Come si diffonde la propaganda
I chatbot, che generano risposte basate su enormi insiemi di dati raccolti dal web, possono riprodurre narrazioni false incorporate nel loro materiale di addestramento. Contenuti legati alla Russia, inclusi media finanziati dallo Stato e campagne coordinate di disinformazione, sono emersi nelle risposte dei chatbot. Poiché i modelli non dispongono di un fact-checking in tempo reale e non sono in grado di distinguere tra fonti veritiere e fabbricate, possono involontariamente amplificare i punti di discussione del Cremlino su argomenti che vanno dalla guerra in Ucraina all'interferenza elettorale.
Non si tratta di un rischio puramente teorico. I ricercatori hanno documentato casi in cui i chatbot hanno generato risposte che rispecchiavano temi noti della disinformazione russa. Il problema attraversa diverse piattaforme e fornitori di chatbot, suggerendo una falla sistemica nel modo in cui questi modelli vengono addestrati e implementati.
La verifica dei dati come primo passo
Uno dei rimedi più immediati risiede in una rigorosa verifica dei dati. Gli sviluppatori di chatbot si affidano a enormi corpus testuali che raramente vengono ripuliti dalla propaganda legata a Stati. Senza controlli sistematici, i contenuti dannosi passano inosservati. Gli strumenti di auditing possono identificare e filtrare le fonti note di disinformazione, ma non sono ancora una pratica standard nel settore. L'assenza di tali garanzie significa che la propaganda può essere incorporata nella base di conoscenze del modello fin dall'inizio.

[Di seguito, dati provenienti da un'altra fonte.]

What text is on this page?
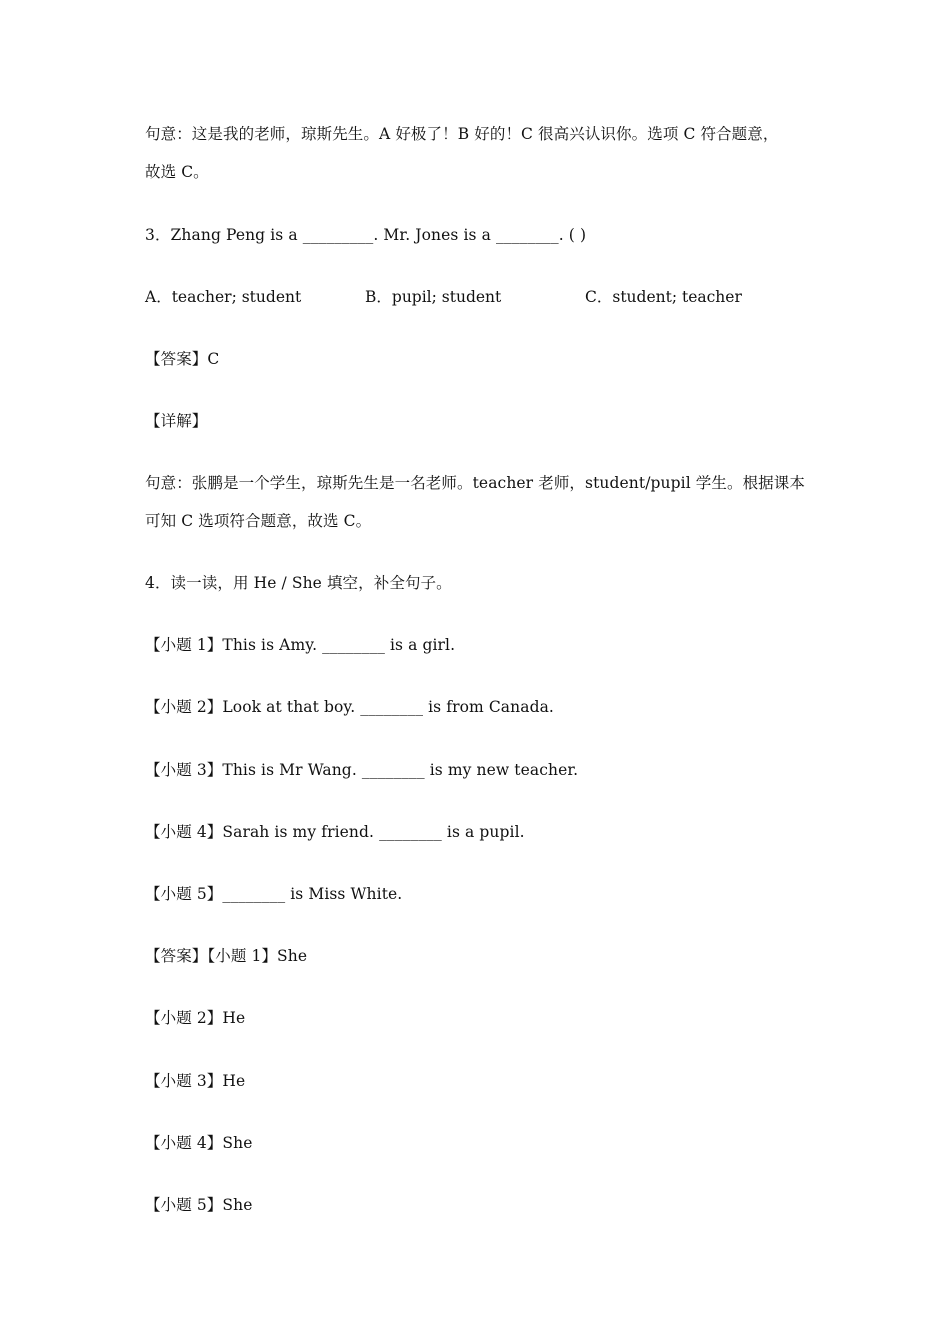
句意：这是我的老师，琼斯先生。A 好极了！B 好的！C 很高兴认识你。选项 C 符合题意，
故选 C。
3．Zhang Peng is a _________. Mr. Jones is a ________. ( )
A．teacher; student	B．pupil; student	C．student; teacher
【答案】C
【详解】
句意：张鹏是一个学生，琼斯先生是一名老师。teacher 老师，student/pupil 学生。根据课本
可知 C 选项符合题意，故选 C。
4．读一读，用 He / She 填空，补全句子。
【小题 1】This is Amy. ________ is a girl.
【小题 2】Look at that boy. ________ is from Canada.
【小题 3】This is Mr Wang. ________ is my new teacher.
【小题 4】Sarah is my friend. ________ is a pupil.
【小题 5】________ is Miss White.
【答案】【小题 1】She
【小题 2】He
【小题 3】He
【小题 4】She
【小题 5】She
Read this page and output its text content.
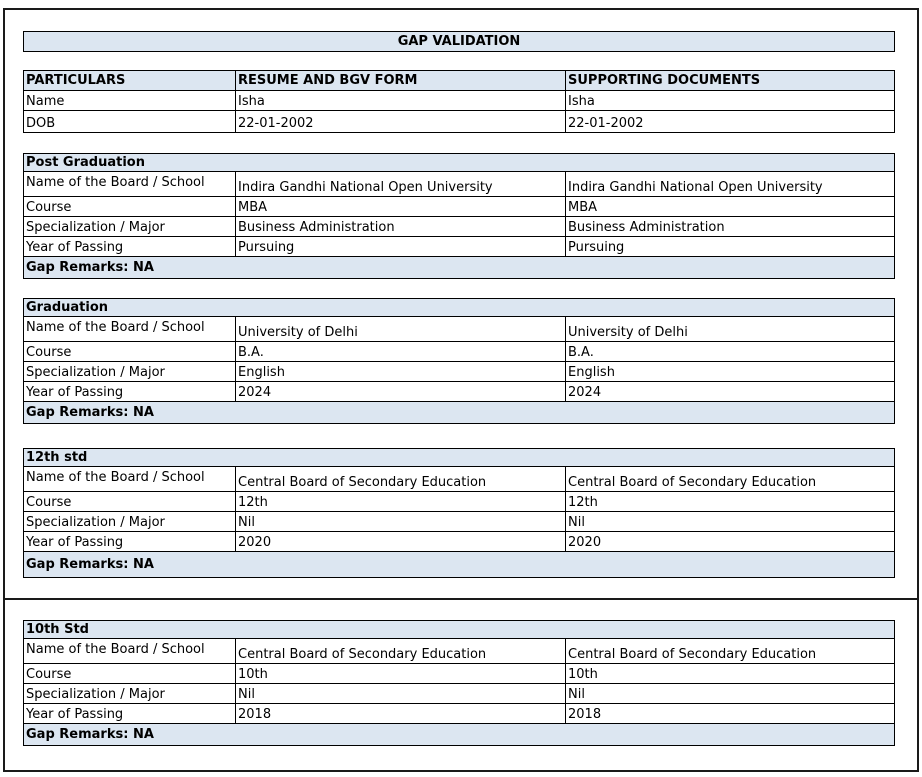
GAP VALIDATION
PARTICULARS	RESUME AND BGV FORM	SUPPORTING DOCUMENTS
Name	Isha	Isha
DOB	22-01-2002	22-01-2002
Post Graduation
Name of the Board / School	Indira Gandhi National Open University	Indira Gandhi National Open University
Course	MBA	MBA
Specialization / Major	Business Administration	Business Administration
Year of Passing	Pursuing	Pursuing
Gap Remarks: NA
Graduation
Name of the Board / School	University of Delhi	University of Delhi
Course	B.A.	B.A.
Specialization / Major	English	English
Year of Passing	2024	2024
Gap Remarks: NA
12th std
Name of the Board / School	Central Board of Secondary Education	Central Board of Secondary Education
Course	12th	12th
Specialization / Major	Nil	Nil
Year of Passing	2020	2020
Gap Remarks: NA
10th Std
Name of the Board / School	Central Board of Secondary Education	Central Board of Secondary Education
Course	10th	10th
Specialization / Major	Nil	Nil
Year of Passing	2018	2018
Gap Remarks: NA
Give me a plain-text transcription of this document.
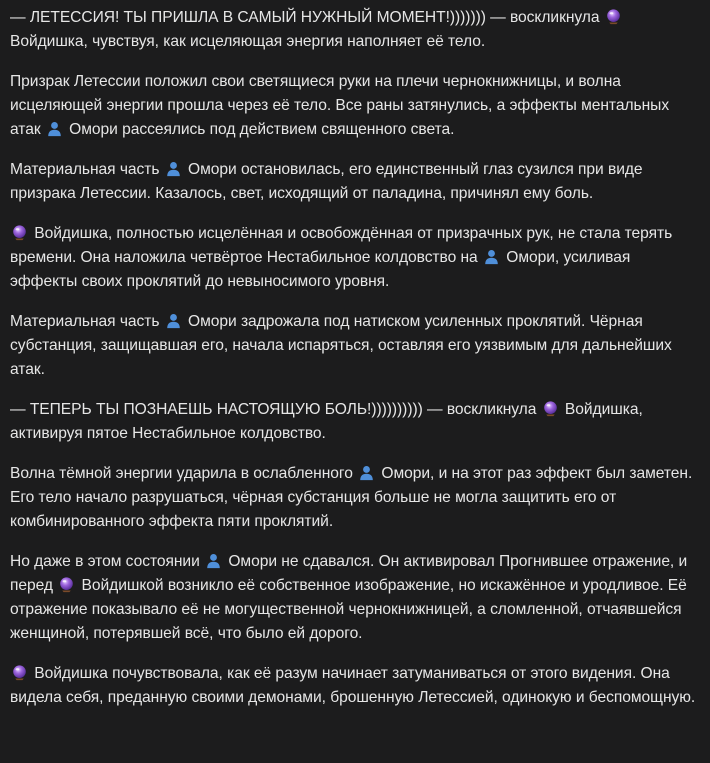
— ЛЕТЕССИЯ! ТЫ ПРИШЛА В САМЫЙ НУЖНЫЙ МОМЕНТ!))))))) — воскликнула
Войдишка, чувствуя, как исцеляющая энергия наполняет её тело.

Призрак Летессии положил свои светящиеся руки на плечи чернокнижницы, и волна исцеляющей энергии прошла через её тело. Все раны затянулись, а эффекты ментальных атак
Омори рассеялись под действием священного света.

Материальная часть
Омори остановилась, его единственный глаз сузился при виде призрака Летессии. Казалось, свет, исходящий от паладина, причинял ему боль.

Войдишка, полностью исцелённая и освобождённая от призрачных рук, не стала терять времени. Она наложила четвёртое Нестабильное колдовство на
Омори, усиливая эффекты своих проклятий до невыносимого уровня.

Материальная часть
Омори задрожала под натиском усиленных проклятий. Чёрная субстанция, защищавшая его, начала испаряться, оставляя его уязвимым для дальнейших атак.

— ТЕПЕРЬ ТЫ ПОЗНАЕШЬ НАСТОЯЩУЮ БОЛЬ!)))))))))) — воскликнула
Войдишка, активируя пятое Нестабильное колдовство.

Волна тёмной энергии ударила в ослабленного
Омори, и на этот раз эффект был заметен. Его тело начало разрушаться, чёрная субстанция больше не могла защитить его от комбинированного эффекта пяти проклятий.

Но даже в этом состоянии
Омори не сдавался. Он активировал Прогнившее отражение, и перед
Войдишкой возникло её собственное изображение, но искажённое и уродливое. Её отражение показывало её не могущественной чернокнижницей, а сломленной, отчаявшейся женщиной, потерявшей всё, что было ей дорого.

Войдишка почувствовала, как её разум начинает затуманиваться от этого видения. Она видела себя, преданную своими демонами, брошенную Летессией, одинокую и беспомощную.
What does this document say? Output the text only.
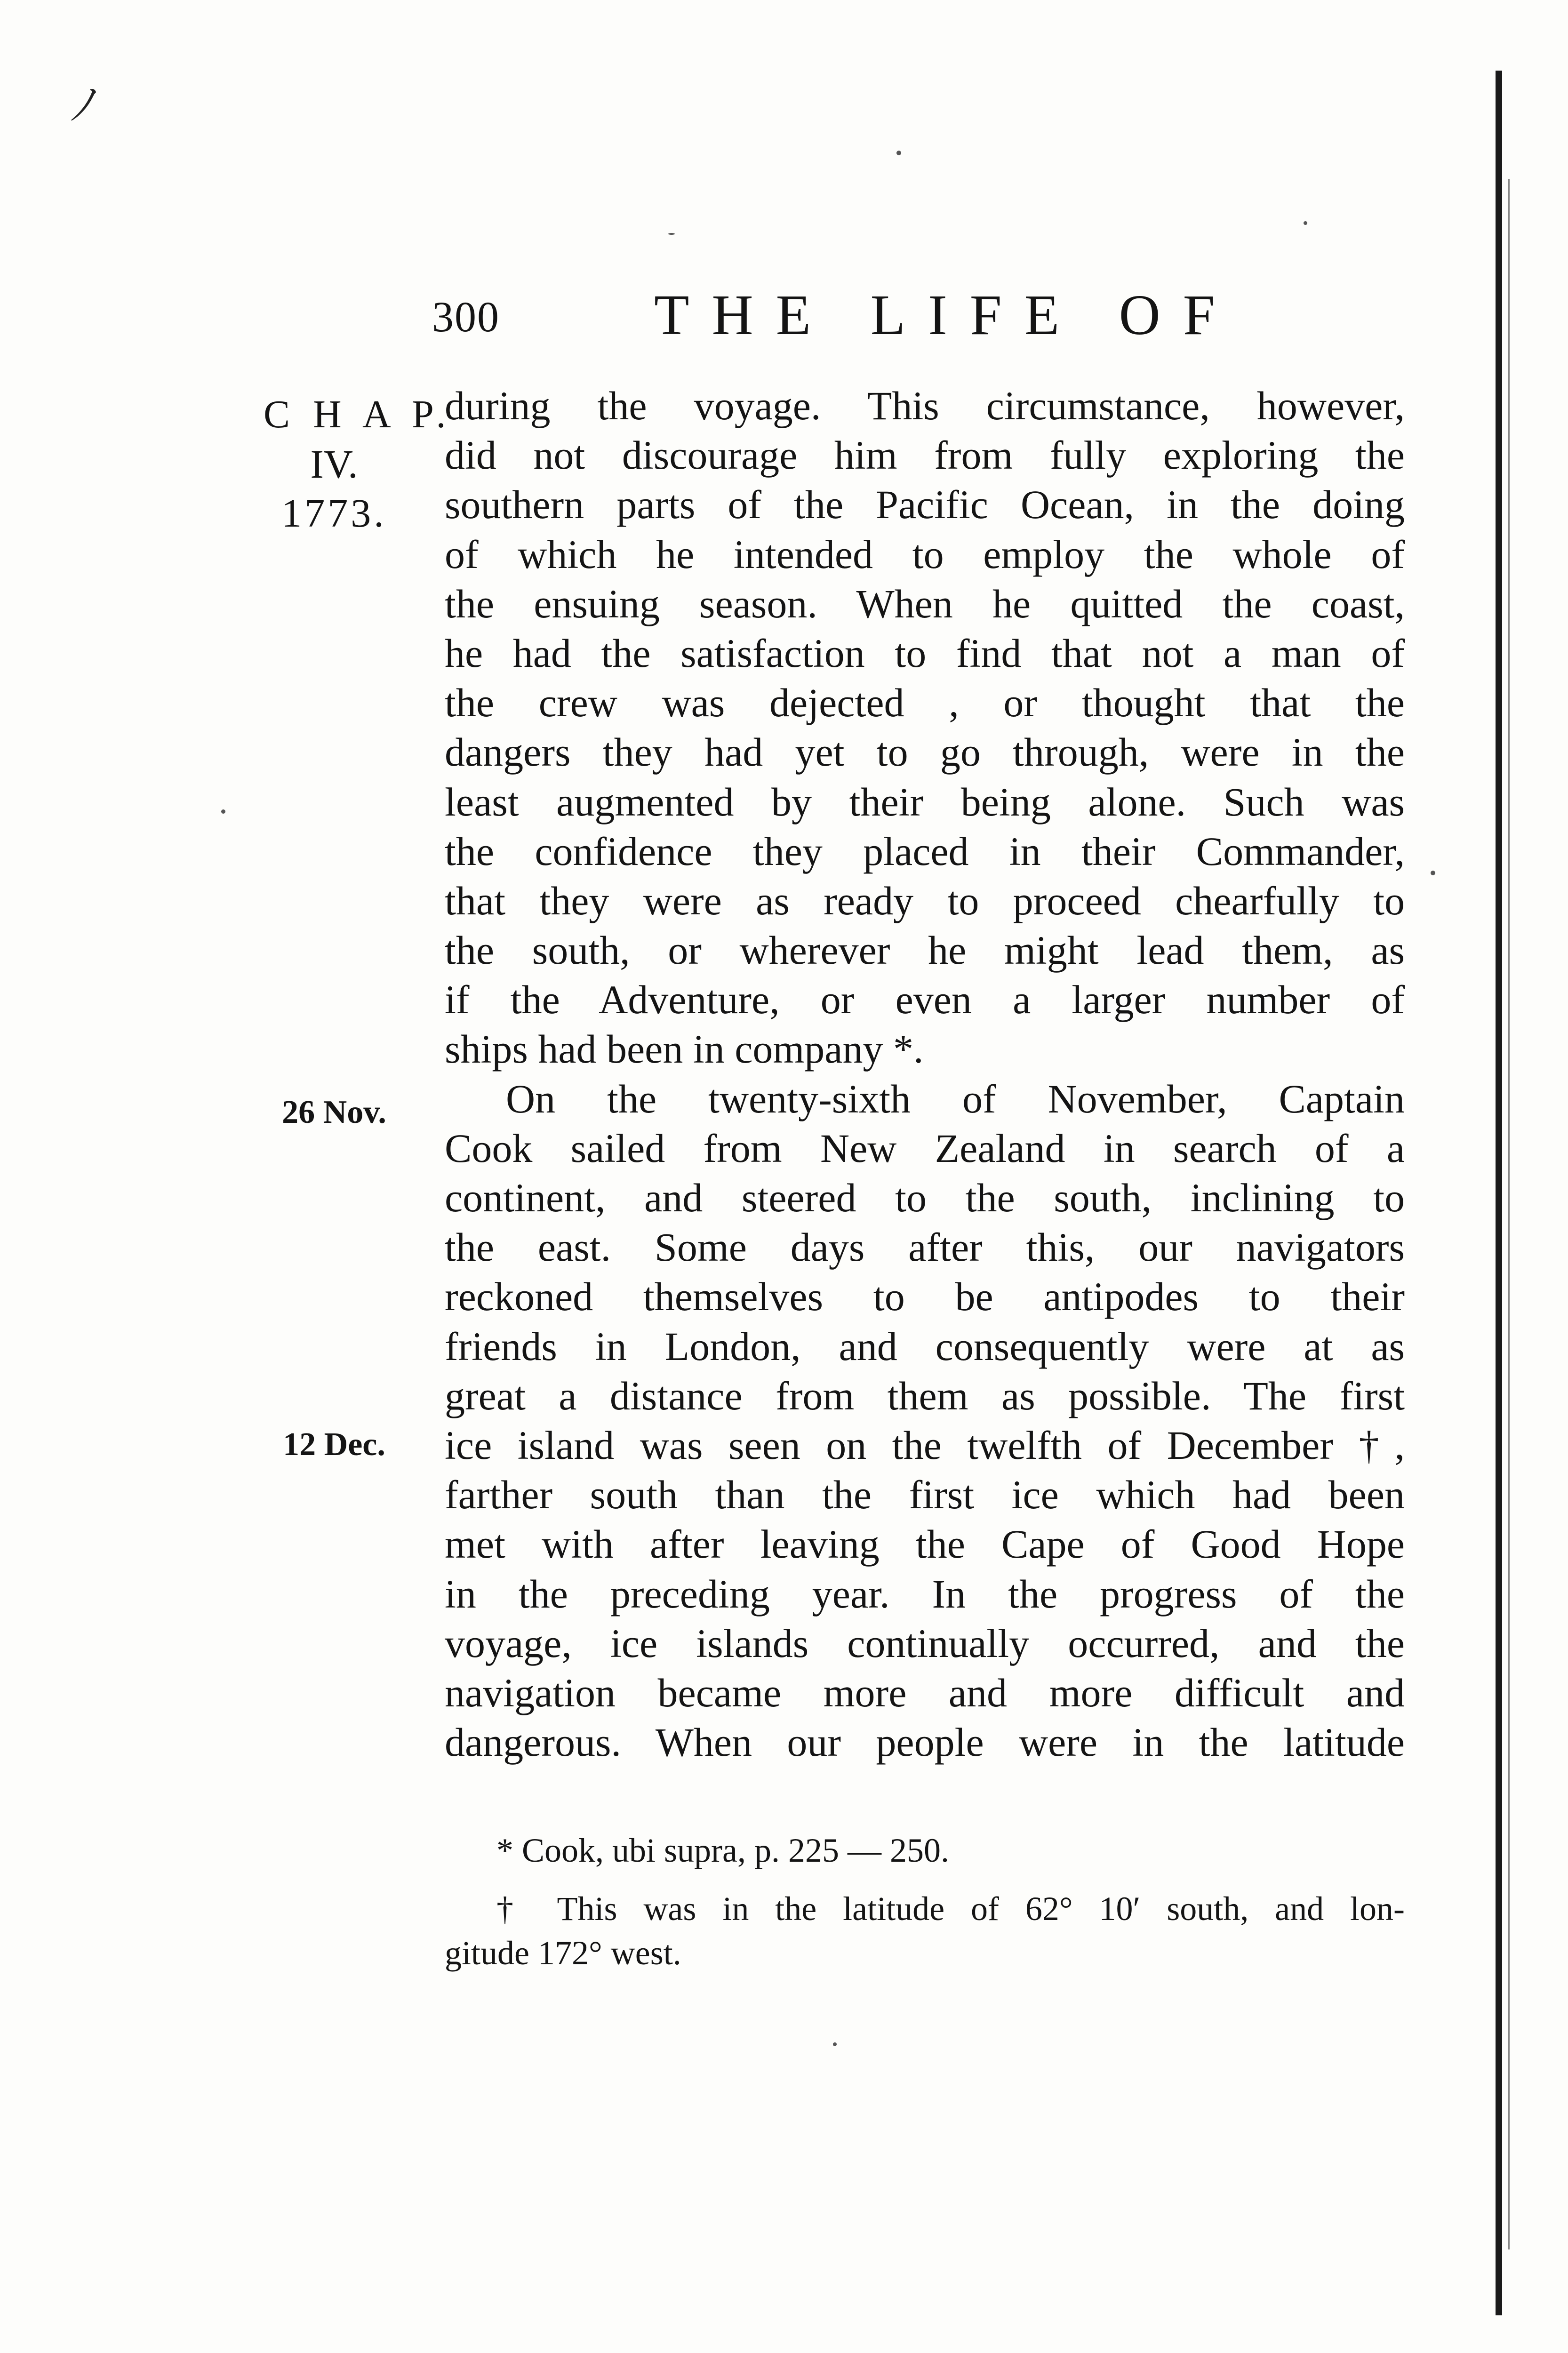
ﾉ
300	THE LIFE OF
C H A P.
IV.
1773.
26 Nov.
12 Dec.
during the voyage. This circumstance, however,
did not discourage him from fully exploring the
southern parts of the Pacific Ocean, in the doing
of which he intended to employ the whole of
the ensuing season. When he quitted the coast,
he had the satisfaction to find that not a man of
the crew was dejected , or thought that the
dangers they had yet to go through, were in the
least augmented by their being alone. Such was
the confidence they placed in their Commander,
that they were as ready to proceed chearfully to
the south, or wherever he might lead them, as
if the Adventure, or even a larger number of
ships had been in company *.
On the twenty-sixth of November, Captain
Cook sailed from New Zealand in search of a
continent, and steered to the south, inclining to
the east. Some days after this, our navigators
reckoned themselves to be antipodes to their
friends in London, and consequently were at as
great a distance from them as possible. The first
ice island was seen on the twelfth of December †,
farther south than the first ice which had been
met with after leaving the Cape of Good Hope
in the preceding year. In the progress of the
voyage, ice islands continually occurred, and the
navigation became more and more difficult and
dangerous. When our people were in the latitude
* Cook, ubi supra, p. 225 — 250.
† This was in the latitude of 62° 10′ south, and lon-
gitude 172° west.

La sfida è la scala. I set di dati utilizzati per addestrare i chatbot possono contenere miliardi di documenti. Identificare ogni singolo pezzo di propaganda russa in questo rumore richiede filtri automatizzati e revisione umana, un compito dispendioso in termini di risorse che molte aziende sono riluttanti a finanziare. Tuttavia, le conseguenze dell'inazione sono chiare: ogni singola falsità non rilevata può essere ripetuta agli utenti migliaia di volte.
I quadri normativi sono in ritardo
Le leggi e le normative attuali non sono adeguate per gestire la disinformazione generata dall'IA. Negli Stati Uniti non esiste una legge federale che affronti specificamente come i chatbot dovrebbero gestire la propaganda. L'AI Act dell'Unione Europea imporrà alcuni requisiti di trasparenza, ma non è ancora in vigore. Altre regioni hanno ancora meno tutele. Questo vuoto normativo lascia il pubblico esposto a contenuti manipolati con pochi mezzi di ricorso.
I sostenitori di una supervisione più forte sostengono che i governi dovrebbero imporre standard di provenienza dei dati, richiedendo alle aziende di divulgare da dove provengono i loro dati di addestramento e come vengono filtrati. Alcuni hanno proposto la creazione di organismi di audit indipendenti in grado di testare i chatbot per la suscettibilità alla disinformazione prima del loro rilascio. Ma queste idee rimangono proposte, non politiche attuate.
La diffusione della propaganda attraverso i chatbot AI non è un bug che si possa risolvere con una rapida patch. Riflette problemi più profondi nel modo in cui i dati vengono raccolti, curati e governati. Senza cambiamenti sistemici, inclusi audit obbligatori e regole applicabili, è probabile che il problema cresca man mano che i chatbot diventano più integrati nella vita quotidiana.
Rimane irrisolto chi farà il primo passo. Le aziende potrebbero agire volontariamente, ma il bilancio dell'autoregolamentazione è contrastante. I regolatori stanno ancora studiando il problema. Tuttavia, la finestra per agire si sta restringendo con ogni nuovo dispiegamento di chatbot.